Daigle (2012) suggests, further, that distinguishing features of statements and routine reports must be made in the current law enforcement paradigm. Administrative and internal affairs professionals must be able to appropriately understand how and when to use the statements given to them by personnel. When an officer issues a statement under Garrity protection, that statement cannot be compelled by or used by prosecutors in any way, regardless of how prosecutors come by this statement.
The decision overall states that many law enforcement individuals and administrative personnel misunderstand the decision that has been set forth in Garrity. The decision is meant to protect both officers and the law enforcement system as a whole, and it should be read with this kind of protective intent in mind. Too strict or too lose a reading of this particular ruling can lead to inefficiency and imbalance in the system.
Alternative Solution
The alternative reading to Garrity is, of course, being used in many different law enforcement agencies in the United States, according to Daigle (2012). The current use is such that it allows the Garrity principle to be involved when dealing with collective bargaining issues (Daigle, 2012).
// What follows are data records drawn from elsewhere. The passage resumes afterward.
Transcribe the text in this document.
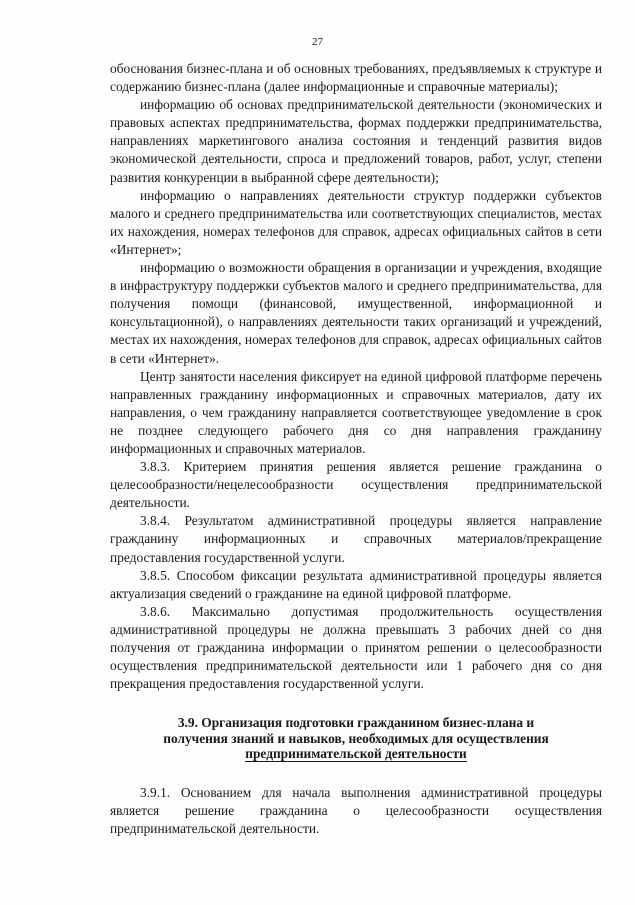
27

обоснования бизнес-плана и об основных требованиях, предъявляемых к структуре и содержанию бизнес-плана (далее информационные и справочные материалы);

информацию об основах предпринимательской деятельности (экономических и правовых аспектах предпринимательства, формах поддержки предпринимательства, направлениях маркетингового анализа состояния и тенденций развития видов экономической деятельности, спроса и предложений товаров, работ, услуг, степени развития конкуренции в выбранной сфере деятельности);

информацию о направлениях деятельности структур поддержки субъектов малого и среднего предпринимательства или соответствующих специалистов, местах их нахождения, номерах телефонов для справок, адресах официальных сайтов в сети «Интернет»;

информацию о возможности обращения в организации и учреждения, входящие в инфраструктуру поддержки субъектов малого и среднего предпринимательства, для получения помощи (финансовой, имущественной, информационной и консультационной), о направлениях деятельности таких организаций и учреждений, местах их нахождения, номерах телефонов для справок, адресах официальных сайтов в сети «Интернет».

Центр занятости населения фиксирует на единой цифровой платформе перечень направленных гражданину информационных и справочных материалов, дату их направления, о чем гражданину направляется соответствующее уведомление в срок не позднее следующего рабочего дня со дня направления гражданину информационных и справочных материалов.

3.8.3. Критерием принятия решения является решение гражданина о целесообразности/нецелесообразности осуществления предпринимательской деятельности.

3.8.4. Результатом административной процедуры является направление гражданину информационных и справочных материалов/прекращение предоставления государственной услуги.

3.8.5. Способом фиксации результата административной процедуры является актуализация сведений о гражданине на единой цифровой платформе.

3.8.6. Максимально допустимая продолжительность осуществления административной процедуры не должна превышать 3 рабочих дней со дня получения от гражданина информации о принятом решении о целесообразности осуществления предпринимательской деятельности или 1 рабочего дня со дня прекращения предоставления государственной услуги.

3.9. Организация подготовки гражданином бизнес-плана и
получения знаний и навыков, необходимых для осуществления
предпринимательской деятельности

3.9.1. Основанием для начала выполнения административной процедуры является решение гражданина о целесообразности осуществления предпринимательской деятельности.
Garrity could be adapted to cover many more privileges, effectively hobbling law enforcement agencies and hampering the ability of internal affairs to conduct the appropriate investigations in many different agencies around the country (Daigle, 2012). Daigle (2012) suggests that a Garrity warning is indeed enough to compel a statement even if there is a pending criminal investigation; the author suggests that these answers should never be used in court, and that in criminal prosecution these answers should be entirely unusable (Daigle, 2012).
Conclusion
Overall Daigle (2012) suggests that the rampant misuse and misunderstanding of the Garrity warning is something that has a profound effect on the administrative and managerial part of law enforcement. Law enforcement has to have a way to elicit responses from employees to determine employees’ willingness and ability to do their jobs; this should be entirely separate from the criminal prosecution that can occur as a result of criminal misconduct (Daigle, 2012). The current application, according to Daigle (2012), effectively cripples the ability of the overseers in the law enforcement industry to perform managerial tasks. Because the Garrity principle has been so frequently misused and misappropriated, it has become something of a difficulty for departments now, and many departments cannot draw a distinction between a statement and the kind of reports that are both routine and necessary. These are the kinds of distinctions that must begin to be drawn (Daigle, 2012).
References
Daigle. E. P. (2012). Garrity Warnings: To Give or Not to Give, That Is the Question. The Police Chief. 79:12, 12-13.